Magistrado ResponsávelMOREIRA DO CARMO
Data da Resolução19 de Janeiro de 2010
EmissorCourt of Appeal of Coimbra (Portugal)

I - Relatório 1. A (…), casada, residente em X..., intentou contra B (…) e mulher C (…), residentes em X..., a presente acção com processo ordinário pedindo se decrete a revogação da procuração arquivada no Cartório Notarial de ..., onde a autora constituiu seu procurador o aqui réu, para o mesmo vender ou prometer vender, a quem e pelo preço e sob as cláusulas e condições que tiver por convenientes, o prédio urbano inscrito na matriz sob o art.º 1111..., bem como onze prédios rústicos que na mesma procuração se identificam, e seja anulada a compra e venda que teve por objecto o prédio urbano inscrito na matriz sob o art.º 2222....e consequente cancelamento da inscrição que o réu conseguiu a seu favor correspondente à G-3.

Alega para tanto, que em 2 de Agosto de 2002 a autora, através da referida procuração constitui seu mandatário o réu, a quem conferiu poderes de vender ou prometer vender, a quem e pelo preço e sob as cláusulas e condições que tiver por convenientes, o prédio urbano inscrito na matriz sob o art.º 1111... da freguesia de .... e ainda 11 prédios rústicos, tudo conforme o documento junto a fls 7 a 9 dos autos. O marido da autora prestou consentimento a sua mulher para os actos previstos na procuração e para cuja validade o mesmo se mostrasse necessário.
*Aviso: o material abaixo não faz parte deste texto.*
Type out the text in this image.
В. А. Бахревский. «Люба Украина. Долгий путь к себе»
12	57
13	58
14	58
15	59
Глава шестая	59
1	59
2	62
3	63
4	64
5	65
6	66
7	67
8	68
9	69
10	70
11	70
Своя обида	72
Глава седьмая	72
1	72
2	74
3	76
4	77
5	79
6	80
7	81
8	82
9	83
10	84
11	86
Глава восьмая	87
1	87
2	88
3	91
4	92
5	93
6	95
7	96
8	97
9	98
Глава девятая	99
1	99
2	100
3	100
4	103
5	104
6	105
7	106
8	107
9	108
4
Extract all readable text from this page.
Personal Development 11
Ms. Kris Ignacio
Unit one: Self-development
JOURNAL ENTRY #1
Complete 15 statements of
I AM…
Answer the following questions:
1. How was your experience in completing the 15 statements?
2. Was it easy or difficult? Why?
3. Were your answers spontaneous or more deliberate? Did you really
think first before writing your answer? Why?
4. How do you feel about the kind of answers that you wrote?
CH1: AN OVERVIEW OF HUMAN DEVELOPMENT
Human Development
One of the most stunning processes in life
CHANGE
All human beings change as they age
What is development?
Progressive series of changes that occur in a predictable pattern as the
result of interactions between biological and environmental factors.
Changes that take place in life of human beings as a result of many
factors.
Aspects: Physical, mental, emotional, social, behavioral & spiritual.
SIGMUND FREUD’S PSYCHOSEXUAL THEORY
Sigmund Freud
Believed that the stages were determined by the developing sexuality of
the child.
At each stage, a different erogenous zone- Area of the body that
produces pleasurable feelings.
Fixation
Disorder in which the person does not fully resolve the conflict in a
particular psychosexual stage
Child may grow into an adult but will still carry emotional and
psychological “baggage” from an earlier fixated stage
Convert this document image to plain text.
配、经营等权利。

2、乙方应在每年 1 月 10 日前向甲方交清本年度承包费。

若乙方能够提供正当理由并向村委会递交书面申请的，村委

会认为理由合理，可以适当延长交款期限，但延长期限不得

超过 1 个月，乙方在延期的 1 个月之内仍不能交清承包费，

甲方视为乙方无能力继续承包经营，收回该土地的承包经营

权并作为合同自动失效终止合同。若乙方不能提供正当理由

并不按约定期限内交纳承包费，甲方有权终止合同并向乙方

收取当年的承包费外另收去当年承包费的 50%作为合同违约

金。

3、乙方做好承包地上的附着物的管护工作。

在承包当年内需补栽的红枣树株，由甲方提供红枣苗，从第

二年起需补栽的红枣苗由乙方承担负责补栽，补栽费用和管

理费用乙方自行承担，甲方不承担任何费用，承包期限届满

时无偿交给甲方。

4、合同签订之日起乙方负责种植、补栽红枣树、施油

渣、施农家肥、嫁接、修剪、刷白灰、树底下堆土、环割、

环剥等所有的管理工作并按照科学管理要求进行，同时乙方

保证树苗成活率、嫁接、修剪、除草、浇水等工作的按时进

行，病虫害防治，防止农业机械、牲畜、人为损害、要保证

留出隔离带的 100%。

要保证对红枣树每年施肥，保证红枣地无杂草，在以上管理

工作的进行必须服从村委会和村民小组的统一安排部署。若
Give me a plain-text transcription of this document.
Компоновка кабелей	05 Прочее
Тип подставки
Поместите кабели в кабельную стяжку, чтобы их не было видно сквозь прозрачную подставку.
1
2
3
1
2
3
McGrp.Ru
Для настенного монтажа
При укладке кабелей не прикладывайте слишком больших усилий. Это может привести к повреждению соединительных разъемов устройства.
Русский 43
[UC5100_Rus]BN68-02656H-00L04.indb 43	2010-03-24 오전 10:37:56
Acontece que o réu vendeu ambos os prédios a si mesmo, sendo que o correspondente ao art.º 2222....não constava da procuração, agindo com excesso de mandato, e fê-lo por preços muito inferiores ao respectivo valor real, lesando o património da A., pelo que há justa causa para a revogação da procuração.

Os réus contestaram, dizendo, em resumo, que em finais de 1999 a autora e seu marido eram devedores ao réu marido da importância de cinco milhões de escudos, resultante de um empréstimo que este lhes havia feito, mas dada a impossibilidade de pagamento, a autora e seu marido propuseram ao réu a venda do prédio inscrito na matriz sob o art.º 2222...., no que o mesmo concordou. Porque era intenção do réu vender o prédio para realizar o dinheiro, foi outorgada procuração, em 4 de Fevereiro de 2000, para vender tal prédio. Mais tarde o réu voltou a apoiar financeiramente os autores comprometendo-se estes a reembolsá-lo, no valor de 94 252,85 €, mas como reconheceram a impossibilidade de pagar, propuseram a venda de diversos prédios ao réu. Foi na sequência destes factos e da referida procuração entretanto outorgada a 2 de Agosto de 2002, que foi celebrada a escritura de compra e venda de ambos os prédios.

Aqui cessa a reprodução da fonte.